Donc, notre narrateur nous explique que tout a commencé quand son frère est parti vivre à la campagne avec Anna : flash-back. Et là, Christophe Honoré nous inflige pendant vingt minutes une suite de scènes de ménage lourdingues, et on se dit que c'est bien mal parti. Heureusement, de retour à Paris, dans le huis-clos de l'appartement plus que dans le périple de Jonathan, les personnages ont enfin le temps de s'installer au travers de scènes comme celle où Mirko fait l'éloge du bouillon de poule, ou celle où Paul retrouve un 45 t de son enfance et sort pour la première fois de son mutisme en psalmodiant "Cambodia" de Kim Wilde.
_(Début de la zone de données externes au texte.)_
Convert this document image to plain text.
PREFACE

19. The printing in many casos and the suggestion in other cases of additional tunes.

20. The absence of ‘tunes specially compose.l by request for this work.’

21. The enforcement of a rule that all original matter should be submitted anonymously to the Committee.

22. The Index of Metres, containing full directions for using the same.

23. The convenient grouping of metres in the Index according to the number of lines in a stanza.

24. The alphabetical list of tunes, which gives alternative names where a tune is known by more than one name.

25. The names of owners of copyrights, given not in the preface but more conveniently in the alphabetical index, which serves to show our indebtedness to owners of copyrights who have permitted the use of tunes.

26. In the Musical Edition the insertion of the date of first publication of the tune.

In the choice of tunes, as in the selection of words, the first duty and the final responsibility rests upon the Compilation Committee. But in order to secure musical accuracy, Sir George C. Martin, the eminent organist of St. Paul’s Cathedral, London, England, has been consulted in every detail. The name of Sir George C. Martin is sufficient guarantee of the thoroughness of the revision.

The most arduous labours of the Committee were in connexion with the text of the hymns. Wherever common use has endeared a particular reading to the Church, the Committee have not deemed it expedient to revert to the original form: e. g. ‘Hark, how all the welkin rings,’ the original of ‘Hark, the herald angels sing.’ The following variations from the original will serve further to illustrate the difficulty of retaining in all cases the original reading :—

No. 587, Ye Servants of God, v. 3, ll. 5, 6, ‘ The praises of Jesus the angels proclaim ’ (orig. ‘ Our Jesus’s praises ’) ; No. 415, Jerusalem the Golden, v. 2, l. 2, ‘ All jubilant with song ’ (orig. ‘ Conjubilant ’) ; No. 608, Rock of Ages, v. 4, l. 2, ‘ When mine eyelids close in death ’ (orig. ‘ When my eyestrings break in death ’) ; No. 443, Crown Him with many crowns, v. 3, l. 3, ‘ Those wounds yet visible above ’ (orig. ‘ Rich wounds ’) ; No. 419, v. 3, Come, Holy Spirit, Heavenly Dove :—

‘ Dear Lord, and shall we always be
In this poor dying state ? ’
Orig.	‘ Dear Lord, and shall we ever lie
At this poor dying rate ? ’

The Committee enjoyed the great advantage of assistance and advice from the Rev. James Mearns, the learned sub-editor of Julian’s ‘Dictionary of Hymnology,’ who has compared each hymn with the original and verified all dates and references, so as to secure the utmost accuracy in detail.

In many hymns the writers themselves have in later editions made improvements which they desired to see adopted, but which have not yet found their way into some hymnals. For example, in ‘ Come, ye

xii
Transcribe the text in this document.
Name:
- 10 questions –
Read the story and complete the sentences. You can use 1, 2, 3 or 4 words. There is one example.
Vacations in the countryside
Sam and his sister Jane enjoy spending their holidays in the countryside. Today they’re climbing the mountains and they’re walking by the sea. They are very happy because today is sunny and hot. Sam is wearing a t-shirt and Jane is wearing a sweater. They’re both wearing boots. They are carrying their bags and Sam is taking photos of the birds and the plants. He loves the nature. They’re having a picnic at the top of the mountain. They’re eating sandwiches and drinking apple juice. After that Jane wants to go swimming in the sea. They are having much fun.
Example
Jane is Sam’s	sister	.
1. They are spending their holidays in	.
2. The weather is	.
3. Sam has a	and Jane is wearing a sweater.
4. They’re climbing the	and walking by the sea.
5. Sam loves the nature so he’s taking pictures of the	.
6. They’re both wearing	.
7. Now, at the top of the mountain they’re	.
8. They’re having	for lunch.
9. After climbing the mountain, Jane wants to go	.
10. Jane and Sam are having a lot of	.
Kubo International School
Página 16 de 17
Paradoxalement pour un film aussi construit, pour ne pas dire fabriqué, c'est la qualité du jeu des acteurs qui permet d'oublier toutes ces afféteries. Romain Duris bien sûr qui n'a pas son pareil pour jouer la stupeur quand il se prend une baffe rétroactive de son père ; Guy Marchand, insupportable et tellement touchant, incapable de dire simplement ses sentiments. A cet égard, la scène entre Marie-France Pisier et lui est un régal, et l'un et l'autre manifestent alternativement et conjointement tendresse et agacement.
Parfois, on va même du côté de Demy, comme ce balai de Jonathan et d'Alice sur l'esplanade des Invalides, ou cet échange téléphonique chanté entre Paul et Anna. Ce sont aussi ces petits moments de grâce, tel cette scène où Paul lit à Jonathan "Loulou", de Grégoire Solotareff, un album qu'il lui avait offert quand il était enfant, qui permettent de pardonner la boursouflure dans la mise en scène et l'excès dans le scénario (la réminiscence de la soeur morte est juste too much), et de sauver ce film inégal et bancal.